Bank of Ireland and FSU accept arbitrator's hybrid deal: 8 in-office days a month
The Financial Services Union (FSU) and Bank of Ireland have accepted arbitrator Liam Doherty’s final report, which requires hybrid-eligible staff to complete eight in-person days per month. The agreement includes three new mutually agreed office hubs and an independent appeals route for staff seeking exceptions. The FSU said it will continue to challenge any performance reviews based on swipe-card attendance data, signalling that the arbitration outcome closes one chapter but leaves the underlying tension between attendance metrics and performance management firmly on the table.
Why this matters
Eight in-office days a month is now the negotiated floor at one of Ireland’s largest financial-services employers – a structured hybrid model that other Irish employers will reference when their own hybrid policies come up for renegotiation or arbitration.
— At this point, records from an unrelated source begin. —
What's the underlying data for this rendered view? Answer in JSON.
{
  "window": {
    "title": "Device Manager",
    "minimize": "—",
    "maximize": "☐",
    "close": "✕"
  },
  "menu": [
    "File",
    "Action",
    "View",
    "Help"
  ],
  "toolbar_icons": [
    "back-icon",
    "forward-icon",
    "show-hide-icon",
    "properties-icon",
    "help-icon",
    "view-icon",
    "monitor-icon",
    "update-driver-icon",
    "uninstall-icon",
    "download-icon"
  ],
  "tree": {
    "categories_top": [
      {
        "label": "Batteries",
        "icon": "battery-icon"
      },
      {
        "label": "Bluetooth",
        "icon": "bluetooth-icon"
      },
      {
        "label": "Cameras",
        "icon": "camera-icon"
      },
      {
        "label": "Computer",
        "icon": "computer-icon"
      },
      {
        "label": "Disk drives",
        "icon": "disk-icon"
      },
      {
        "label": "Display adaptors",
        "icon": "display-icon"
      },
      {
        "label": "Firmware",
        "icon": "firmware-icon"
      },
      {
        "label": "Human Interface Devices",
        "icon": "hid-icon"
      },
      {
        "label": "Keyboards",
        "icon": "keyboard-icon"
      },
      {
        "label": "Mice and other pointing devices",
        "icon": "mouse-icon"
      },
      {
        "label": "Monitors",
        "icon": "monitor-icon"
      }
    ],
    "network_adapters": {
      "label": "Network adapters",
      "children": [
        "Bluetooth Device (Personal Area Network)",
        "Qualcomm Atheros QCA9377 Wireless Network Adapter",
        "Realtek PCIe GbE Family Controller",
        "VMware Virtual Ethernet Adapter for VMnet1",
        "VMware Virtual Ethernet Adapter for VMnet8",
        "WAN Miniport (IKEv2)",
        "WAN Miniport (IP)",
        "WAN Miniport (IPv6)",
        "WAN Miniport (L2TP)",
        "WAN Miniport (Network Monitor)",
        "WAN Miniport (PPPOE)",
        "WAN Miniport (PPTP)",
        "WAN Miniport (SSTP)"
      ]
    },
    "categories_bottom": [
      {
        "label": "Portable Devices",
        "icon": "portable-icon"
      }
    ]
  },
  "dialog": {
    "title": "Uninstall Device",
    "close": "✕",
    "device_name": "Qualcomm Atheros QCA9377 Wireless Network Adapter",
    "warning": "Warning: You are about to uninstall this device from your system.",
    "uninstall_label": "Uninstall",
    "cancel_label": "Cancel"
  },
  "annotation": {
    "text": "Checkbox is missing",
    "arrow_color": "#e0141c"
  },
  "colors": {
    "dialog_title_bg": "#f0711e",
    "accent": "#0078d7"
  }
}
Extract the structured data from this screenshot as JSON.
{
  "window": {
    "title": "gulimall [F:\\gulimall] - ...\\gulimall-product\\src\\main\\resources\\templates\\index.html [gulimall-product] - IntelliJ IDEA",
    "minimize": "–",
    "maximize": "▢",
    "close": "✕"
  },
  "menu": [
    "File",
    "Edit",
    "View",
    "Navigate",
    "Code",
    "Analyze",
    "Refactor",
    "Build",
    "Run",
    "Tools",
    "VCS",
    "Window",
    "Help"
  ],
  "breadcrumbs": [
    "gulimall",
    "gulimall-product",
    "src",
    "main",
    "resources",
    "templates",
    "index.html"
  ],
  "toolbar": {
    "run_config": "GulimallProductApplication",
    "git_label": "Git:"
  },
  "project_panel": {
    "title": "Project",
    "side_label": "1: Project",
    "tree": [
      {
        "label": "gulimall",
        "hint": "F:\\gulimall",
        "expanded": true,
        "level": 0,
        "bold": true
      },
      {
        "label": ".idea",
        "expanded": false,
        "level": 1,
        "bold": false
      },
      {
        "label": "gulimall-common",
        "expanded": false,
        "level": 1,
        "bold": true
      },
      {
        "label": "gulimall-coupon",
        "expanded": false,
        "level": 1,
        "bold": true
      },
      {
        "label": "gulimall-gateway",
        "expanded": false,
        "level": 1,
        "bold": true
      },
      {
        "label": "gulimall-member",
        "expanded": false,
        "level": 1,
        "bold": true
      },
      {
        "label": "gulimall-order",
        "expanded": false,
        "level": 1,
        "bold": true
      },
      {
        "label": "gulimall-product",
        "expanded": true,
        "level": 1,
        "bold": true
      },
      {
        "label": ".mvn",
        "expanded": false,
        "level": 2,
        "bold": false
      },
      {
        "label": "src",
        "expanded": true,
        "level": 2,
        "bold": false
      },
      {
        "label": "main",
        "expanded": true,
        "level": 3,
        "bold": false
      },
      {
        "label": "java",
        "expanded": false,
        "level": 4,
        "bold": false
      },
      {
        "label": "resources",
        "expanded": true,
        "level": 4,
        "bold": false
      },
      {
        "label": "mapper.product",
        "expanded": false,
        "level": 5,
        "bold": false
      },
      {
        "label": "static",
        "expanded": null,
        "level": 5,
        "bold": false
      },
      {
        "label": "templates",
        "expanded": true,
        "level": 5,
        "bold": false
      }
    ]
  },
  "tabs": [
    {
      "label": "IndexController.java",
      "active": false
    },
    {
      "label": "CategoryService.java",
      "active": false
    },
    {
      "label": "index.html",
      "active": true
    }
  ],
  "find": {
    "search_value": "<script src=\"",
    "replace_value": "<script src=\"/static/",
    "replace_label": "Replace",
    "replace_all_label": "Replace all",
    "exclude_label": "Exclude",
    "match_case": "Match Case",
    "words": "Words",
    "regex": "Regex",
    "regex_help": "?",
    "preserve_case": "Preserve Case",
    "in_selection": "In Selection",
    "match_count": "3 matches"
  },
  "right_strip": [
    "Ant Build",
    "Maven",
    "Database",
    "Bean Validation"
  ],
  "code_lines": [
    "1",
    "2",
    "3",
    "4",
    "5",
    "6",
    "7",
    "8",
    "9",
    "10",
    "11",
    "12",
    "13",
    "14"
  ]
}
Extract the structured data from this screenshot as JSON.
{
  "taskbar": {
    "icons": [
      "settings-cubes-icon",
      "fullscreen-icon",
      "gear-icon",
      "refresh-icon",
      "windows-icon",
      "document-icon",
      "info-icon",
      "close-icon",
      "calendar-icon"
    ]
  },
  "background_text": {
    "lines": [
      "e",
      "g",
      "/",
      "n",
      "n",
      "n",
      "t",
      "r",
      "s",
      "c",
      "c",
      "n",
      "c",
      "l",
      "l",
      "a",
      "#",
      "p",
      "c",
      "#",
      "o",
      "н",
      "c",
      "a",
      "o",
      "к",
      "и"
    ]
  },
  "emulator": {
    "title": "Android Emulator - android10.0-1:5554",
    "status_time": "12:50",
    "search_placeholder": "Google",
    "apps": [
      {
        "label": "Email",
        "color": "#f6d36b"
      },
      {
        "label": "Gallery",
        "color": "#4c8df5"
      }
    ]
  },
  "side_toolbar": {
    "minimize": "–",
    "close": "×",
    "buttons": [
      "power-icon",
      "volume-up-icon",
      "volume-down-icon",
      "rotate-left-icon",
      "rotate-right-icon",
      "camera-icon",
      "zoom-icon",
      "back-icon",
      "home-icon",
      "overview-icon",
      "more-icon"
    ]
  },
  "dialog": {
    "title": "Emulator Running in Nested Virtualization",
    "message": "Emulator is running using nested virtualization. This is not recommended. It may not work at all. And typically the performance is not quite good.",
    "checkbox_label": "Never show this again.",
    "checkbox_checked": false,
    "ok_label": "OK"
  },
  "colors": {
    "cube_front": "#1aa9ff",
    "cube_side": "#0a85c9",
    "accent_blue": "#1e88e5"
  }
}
For Irish remote workers in financial services, the agreement sets a clearer expectation that fully-remote arrangements are unlikely to return, but also that mandated office presence will increasingly be the subject of formal arbitration rather than unilateral employer direction. The “swipe-card data for performance reviews” point is the live concern most likely to spread to other sectors – worth understanding now if you’re hybrid-eligible at any large Irish employer.
Context
This deal lands alongside Fórsa-commissioned research published earlier in the week showing that while remote workers report substantially higher work-life balance, a majority of those mandated back to the office accept the employer’s stated reasons as legitimate. The Irish hybrid landscape is settling into a pattern: structured hybrid (3-8 days a month in person) becoming the dominant model, with fully-remote roles increasingly rare and fully-office mandates rarer still.
What to watch: Whether other large Irish employers – particularly in banking, insurance, and the wider public sector – move to formal arbitration as their own hybrid disputes mature, and whether attendance-data-as-performance-data becomes a contested line in collective agreements over the coming year.